Once The Greene Turtle "solved a lot of the legacy issues that were there," Concepcion said, Clark felt comfortable scaling the concept. As of January, the restaurant was in lease negotiations for its second location. The brand feels confident it can become a 10-unit chain.

"So in my mind, in the same way that David Anderson and Famous Dave's became the household name and the business became a very profitable business, we have the same opportunity here with Clark Crew BBQ, and we will be very focused on delivering on that," Concepcion said. 

The Greene Turtle's other big move came from several conversations on how a small, emerging company can thread the needle of IT, finance, operations, and so many other departments. At one to six units, getting institutional capital isn't necessarily an option, Concepcion said. The sports bar saw a need to support founders who are talented and may have solid unit economics but could benefit from a holistic suite of services. 

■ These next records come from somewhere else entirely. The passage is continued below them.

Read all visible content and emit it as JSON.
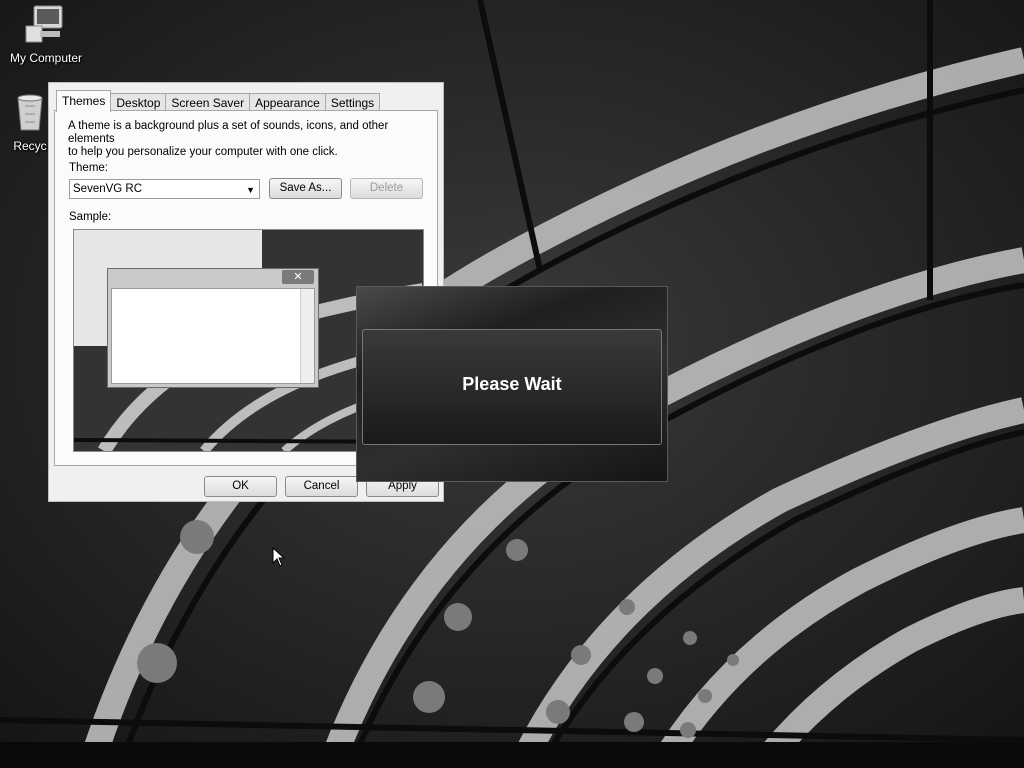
{
  "desktop": {
    "icons": [
      {
        "label": "My Computer",
        "icon": "computer-icon"
      },
      {
        "label": "Recyc",
        "icon": "recycle-bin-icon"
      }
    ]
  },
  "dialog": {
    "tabs": [
      {
        "label": "Themes",
        "active": true
      },
      {
        "label": "Desktop"
      },
      {
        "label": "Screen Saver"
      },
      {
        "label": "Appearance"
      },
      {
        "label": "Settings"
      }
    ],
    "description_line1": "A theme is a background plus a set of sounds, icons, and other elements",
    "description_line2": "to help you personalize your computer with one click.",
    "theme_label": "Theme:",
    "theme_value": "SevenVG RC",
    "save_as_label": "Save As...",
    "delete_label": "Delete",
    "sample_label": "Sample:",
    "sample_close_glyph": "✕",
    "ok_label": "OK",
    "cancel_label": "Cancel",
    "apply_label": "Apply"
  },
  "overlay": {
    "message": "Please Wait"
  },
  "colors": {
    "dialog_bg": "#f0f0f0",
    "overlay_bg": "#1f1f1f",
    "overlay_text": "#ffffff"
  }
}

So The Greene Turtle formed Founders Growth Platform. As part of this deal, the chain partners with a founder and agrees to build a single unit out of pocket. Cash flow is split evenly, and The Greene Turtle has the right to participate in 50 percent of any future growth, at a minimum. There are also some drag-along rights to grow the concept and complete a transaction if the brand chooses to. 

There are seven fast-casual brands under the Founders Growth Platform, four of which opened in 2022. Five are scheduled to debut in 2023. Here's how the financials look: $1.3 million AUV, 21 percent unit-level EBITDA margins, with targets of 15 percent cash-on-cash returns and two-year paybacks. 

"By taking things off the plate of the founder—that either that's not their core competency or not what they want to do—we allow them to run even faster," Concepcion said. 

The Greene Turtle, Clark Crew BBQ, and Founders Growth Platform now fall under parent company, ITA Holdings. In five years, the combined entity is projected to have 155 locations, including 73 for The Greene Turtle, 10 for Clark Crew BBQ, and 72 under Founders Growth Platform. 

It's another challenge, but Concepcion isn't fazed by it. In fact, he believes ITA Holdings is capable of even more. 

"We're very confident that given what we've seen in all of the new vintage and the performance that within five years, 155 units is probably conservative, but that's certainly what we're tracking to," the CEO said.